In recent years, a succession of state legislatures have also struck down restrictions on carrying concealed weapons in all sorts of public places. North Carolina this year began allowing concealed handguns in local parks, and next year the legislature is expected to consider permitting guns in restaurants.
Falling through the cracks
Gun rights advocates in North Carolina, as well as elsewhere, often point to the low number of permit revocations as evidence of how few permit holders break the law. Yet permits were often not suspended or revoked in North Carolina when they should have been.

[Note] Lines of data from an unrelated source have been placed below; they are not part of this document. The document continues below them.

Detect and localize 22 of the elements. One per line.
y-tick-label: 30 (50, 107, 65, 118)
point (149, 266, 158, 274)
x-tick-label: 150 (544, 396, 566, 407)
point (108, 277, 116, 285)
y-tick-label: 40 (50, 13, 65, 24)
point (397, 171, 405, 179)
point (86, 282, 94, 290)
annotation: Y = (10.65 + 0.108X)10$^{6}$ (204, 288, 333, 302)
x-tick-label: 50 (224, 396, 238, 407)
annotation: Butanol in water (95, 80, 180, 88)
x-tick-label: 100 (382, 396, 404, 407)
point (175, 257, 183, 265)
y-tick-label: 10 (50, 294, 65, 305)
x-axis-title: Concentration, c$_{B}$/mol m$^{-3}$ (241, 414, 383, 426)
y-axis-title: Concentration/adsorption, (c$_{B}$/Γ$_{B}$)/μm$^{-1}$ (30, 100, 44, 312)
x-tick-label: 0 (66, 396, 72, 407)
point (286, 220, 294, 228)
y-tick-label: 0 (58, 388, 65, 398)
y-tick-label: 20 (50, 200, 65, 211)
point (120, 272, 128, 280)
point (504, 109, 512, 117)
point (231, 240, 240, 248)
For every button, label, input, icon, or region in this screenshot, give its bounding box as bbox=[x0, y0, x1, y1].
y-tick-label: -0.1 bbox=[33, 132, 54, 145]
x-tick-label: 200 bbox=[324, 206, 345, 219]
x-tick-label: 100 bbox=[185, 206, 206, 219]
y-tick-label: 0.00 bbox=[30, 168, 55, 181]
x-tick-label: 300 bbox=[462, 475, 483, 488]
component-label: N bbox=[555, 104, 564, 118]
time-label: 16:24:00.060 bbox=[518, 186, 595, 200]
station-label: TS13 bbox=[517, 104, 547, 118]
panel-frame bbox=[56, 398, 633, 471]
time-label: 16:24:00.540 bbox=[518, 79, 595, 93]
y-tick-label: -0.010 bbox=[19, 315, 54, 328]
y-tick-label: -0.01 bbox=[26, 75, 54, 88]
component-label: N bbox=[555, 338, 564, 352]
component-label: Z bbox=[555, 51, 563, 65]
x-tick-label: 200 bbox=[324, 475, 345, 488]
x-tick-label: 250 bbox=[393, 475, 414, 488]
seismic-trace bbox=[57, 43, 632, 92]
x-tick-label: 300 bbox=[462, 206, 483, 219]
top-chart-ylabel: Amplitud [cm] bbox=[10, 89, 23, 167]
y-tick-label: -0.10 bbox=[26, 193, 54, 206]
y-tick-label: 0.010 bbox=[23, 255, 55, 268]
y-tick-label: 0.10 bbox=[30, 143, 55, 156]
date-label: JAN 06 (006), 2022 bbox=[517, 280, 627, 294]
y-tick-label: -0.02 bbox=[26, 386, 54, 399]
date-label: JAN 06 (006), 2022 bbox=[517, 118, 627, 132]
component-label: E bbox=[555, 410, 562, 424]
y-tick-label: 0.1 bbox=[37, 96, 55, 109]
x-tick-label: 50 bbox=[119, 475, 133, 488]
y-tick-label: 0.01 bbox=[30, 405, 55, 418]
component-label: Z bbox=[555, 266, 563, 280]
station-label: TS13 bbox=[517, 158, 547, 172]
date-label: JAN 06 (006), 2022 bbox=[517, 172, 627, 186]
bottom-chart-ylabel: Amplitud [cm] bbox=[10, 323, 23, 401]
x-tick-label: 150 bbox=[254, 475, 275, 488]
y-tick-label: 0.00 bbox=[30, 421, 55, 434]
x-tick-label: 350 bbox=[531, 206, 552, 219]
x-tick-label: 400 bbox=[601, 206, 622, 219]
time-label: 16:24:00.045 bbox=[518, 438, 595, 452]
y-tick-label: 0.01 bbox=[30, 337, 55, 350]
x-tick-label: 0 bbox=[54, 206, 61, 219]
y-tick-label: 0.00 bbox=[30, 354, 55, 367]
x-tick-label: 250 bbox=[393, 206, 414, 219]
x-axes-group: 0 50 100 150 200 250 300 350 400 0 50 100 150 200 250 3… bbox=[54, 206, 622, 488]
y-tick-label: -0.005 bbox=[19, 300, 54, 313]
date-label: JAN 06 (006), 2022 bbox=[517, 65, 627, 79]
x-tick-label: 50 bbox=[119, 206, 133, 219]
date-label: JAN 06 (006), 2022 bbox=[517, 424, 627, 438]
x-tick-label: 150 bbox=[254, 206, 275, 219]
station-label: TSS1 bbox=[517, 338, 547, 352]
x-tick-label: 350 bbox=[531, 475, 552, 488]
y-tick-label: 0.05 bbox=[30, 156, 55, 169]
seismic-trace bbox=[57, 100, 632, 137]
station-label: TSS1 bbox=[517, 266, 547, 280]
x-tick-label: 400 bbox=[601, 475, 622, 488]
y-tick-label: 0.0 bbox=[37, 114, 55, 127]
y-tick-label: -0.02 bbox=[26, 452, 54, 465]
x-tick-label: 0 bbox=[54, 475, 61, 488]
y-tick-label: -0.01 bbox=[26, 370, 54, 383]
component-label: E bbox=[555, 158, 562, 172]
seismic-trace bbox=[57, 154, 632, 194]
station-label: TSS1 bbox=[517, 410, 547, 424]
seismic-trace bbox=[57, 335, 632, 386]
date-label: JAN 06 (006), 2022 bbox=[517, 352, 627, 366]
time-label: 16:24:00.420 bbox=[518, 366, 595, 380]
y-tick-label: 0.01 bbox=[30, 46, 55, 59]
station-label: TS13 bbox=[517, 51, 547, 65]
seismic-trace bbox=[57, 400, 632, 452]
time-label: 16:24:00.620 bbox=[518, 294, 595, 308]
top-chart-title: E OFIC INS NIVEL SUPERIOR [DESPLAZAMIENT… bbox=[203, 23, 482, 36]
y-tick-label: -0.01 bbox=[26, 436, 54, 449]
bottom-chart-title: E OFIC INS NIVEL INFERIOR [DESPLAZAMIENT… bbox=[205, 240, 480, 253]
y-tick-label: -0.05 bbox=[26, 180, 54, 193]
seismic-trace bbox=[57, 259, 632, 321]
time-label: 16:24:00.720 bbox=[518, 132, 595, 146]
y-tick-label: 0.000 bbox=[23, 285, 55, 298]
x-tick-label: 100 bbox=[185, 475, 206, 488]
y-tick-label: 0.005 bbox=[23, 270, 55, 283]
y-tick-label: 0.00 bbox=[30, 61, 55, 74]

Charles Dowdle of Franklin was convicted of multiple felonies in 2006 for threatening to kill his girlfriend and chasing her to her sister's house, where he fired a shotgun round through a closed door. He then pointed the gun at the sister, who knocked it away, causing it to fire again. Dowdle was sentenced to probation, but his concealed handgun permit remained active until it expired in 2009.
Dowdle, 63, said in a telephone interview that although he gave away his guns after his conviction, no one had ever done anything about his permit. He said he hadn't bought a gun with it because federal law forbade it.
Besides felons like Dowdle, The Times also found scores of people who kept their permits after convictions for violent misdemeanors. Precisely how these failures of oversight occurred is not clear. The normal protocol would be for the local sheriff's office to suspend and eventually revoke a permit after a holder is arrested and convicted of a disqualifying crime, the authorities said. The State Bureau of Investigation, which maintains a computerized database of permits, also tries to notify individual sheriffs when it discovers that a holder has been arrested for a serious crime, according to a spokeswoman, but the process is not formalized.